Le vicissitudini di quattro adolescenti, Rob, Maggie, Claudia e Scott, durante la loro ultima notte d'estate alla periferia di Detroit. Le loro speranze, i loro sogni, le loro prime esperienze d'amore vissute in un'età in cui tutto diventa magico.
Diretto da: David Robert Mitchell
Genere: commedia
Durata: 96'
Con: Claire Sloma, Marlon Morton
Paese: USA
Anno: 2010
Il film di Fritz Lang non c’entra nulla, non c’è alcun omicida seriale che terrorizza la città, però il titolo di uno degli ultimi noir americani del maestro viennese riesce ad evocare l’atmosfera sognante di The Myth of the American Sleepover (2010) (Il mito (tutto) americano del pigiama-party). L’esordio di David Robert Mitchell è etichettabile senza indugi come classico film indie americano “da festival” – volendo usare una brutta e abusata espressione (e forse priva di senso).
The Myth of the American Sleepover, è stato presentato al Torino Film Festival nel 2010, mentre all’edizione 2014 del Festival di Cannes è stata presentata l’opera seconda del regista, il teen-horror It Follows, molto apprezzato da certa critica nostrana. Questo The Myth of the American Sleepover, invece, è un classico coming of age. L’occhio di Mitchell, mai freddo, ossessivo e compiaciuto, segue in maniera discreta ed empatica un gruppo di adolescenti, tutti a loro modo protagonisti della vicenda narrata durante la notte che precede l’inizio delle scuole.
I ragazzi e le ragazze del film incarnano in qualche modo varie fasi: dalla pre alla post-adolescenza, e tutto ciò che sta nel mezzo. I giovani protagonisti vanno incontro, mossi da una sana curiosità affettiva-sessuale placidamente, senza alcuna fretta(apparente?), a dolci sorprese e (formative) delusioni in una notte che sembra fuori dal tempo e dallo spazio. The Myth of the American Sleepover ha un incedere ipnotico, morbido nella forma, mai urlato, senza di fatto alcun climax, perlomeno “a voce alta”.

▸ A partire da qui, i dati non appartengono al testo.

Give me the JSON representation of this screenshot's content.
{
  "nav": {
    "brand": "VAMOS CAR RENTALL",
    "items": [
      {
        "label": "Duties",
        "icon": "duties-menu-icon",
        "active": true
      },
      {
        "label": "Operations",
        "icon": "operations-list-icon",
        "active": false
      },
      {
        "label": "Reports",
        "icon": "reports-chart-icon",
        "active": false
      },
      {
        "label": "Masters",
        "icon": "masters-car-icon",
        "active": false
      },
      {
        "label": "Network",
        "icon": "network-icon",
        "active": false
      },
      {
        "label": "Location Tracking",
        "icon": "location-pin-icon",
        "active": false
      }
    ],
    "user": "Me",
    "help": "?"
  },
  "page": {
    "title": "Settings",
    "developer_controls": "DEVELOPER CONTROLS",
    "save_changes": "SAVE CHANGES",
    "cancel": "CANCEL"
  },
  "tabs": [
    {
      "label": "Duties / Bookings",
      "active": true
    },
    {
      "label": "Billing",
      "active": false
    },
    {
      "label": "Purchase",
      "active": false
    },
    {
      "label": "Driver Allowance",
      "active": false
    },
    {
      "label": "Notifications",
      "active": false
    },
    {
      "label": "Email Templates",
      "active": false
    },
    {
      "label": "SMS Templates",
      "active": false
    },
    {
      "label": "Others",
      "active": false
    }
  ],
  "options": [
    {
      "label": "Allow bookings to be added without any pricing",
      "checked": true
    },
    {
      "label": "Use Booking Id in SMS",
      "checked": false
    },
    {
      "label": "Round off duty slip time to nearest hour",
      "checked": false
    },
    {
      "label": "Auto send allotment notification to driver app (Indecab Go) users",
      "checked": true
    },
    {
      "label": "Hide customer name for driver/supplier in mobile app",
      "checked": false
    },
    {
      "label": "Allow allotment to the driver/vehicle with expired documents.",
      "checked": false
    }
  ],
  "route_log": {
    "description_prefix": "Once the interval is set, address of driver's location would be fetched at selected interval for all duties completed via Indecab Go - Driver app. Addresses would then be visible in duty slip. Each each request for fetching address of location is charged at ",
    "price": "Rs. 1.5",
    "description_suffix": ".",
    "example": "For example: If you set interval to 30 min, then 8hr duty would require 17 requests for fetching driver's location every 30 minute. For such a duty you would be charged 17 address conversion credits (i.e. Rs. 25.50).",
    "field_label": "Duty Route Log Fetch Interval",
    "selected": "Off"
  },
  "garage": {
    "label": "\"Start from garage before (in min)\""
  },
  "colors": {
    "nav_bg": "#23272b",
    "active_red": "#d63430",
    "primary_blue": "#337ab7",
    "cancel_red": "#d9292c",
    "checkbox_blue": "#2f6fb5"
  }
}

La forza del film di Mitchell sta tutta nella mano con cui il bravo regista ritrae con ampio respiro i suoi giovani protagonisti, cui riesce a far esprimere tutto, senza in fondo far loro dire niente. Niente che venga sottolineato magari attraverso scene madri, in cui il volume si alza per paura di non essere capiti, che avrebbero provocato improvvisi e fastidiosi strappi all’andamento sospeso e quasi onirico di una narrazione e di un’opera tutta sincera e toccante, che sa di vero. Per fortuna c’è ancora qualcuno che parla (quando è il caso) sottovoce, e bene.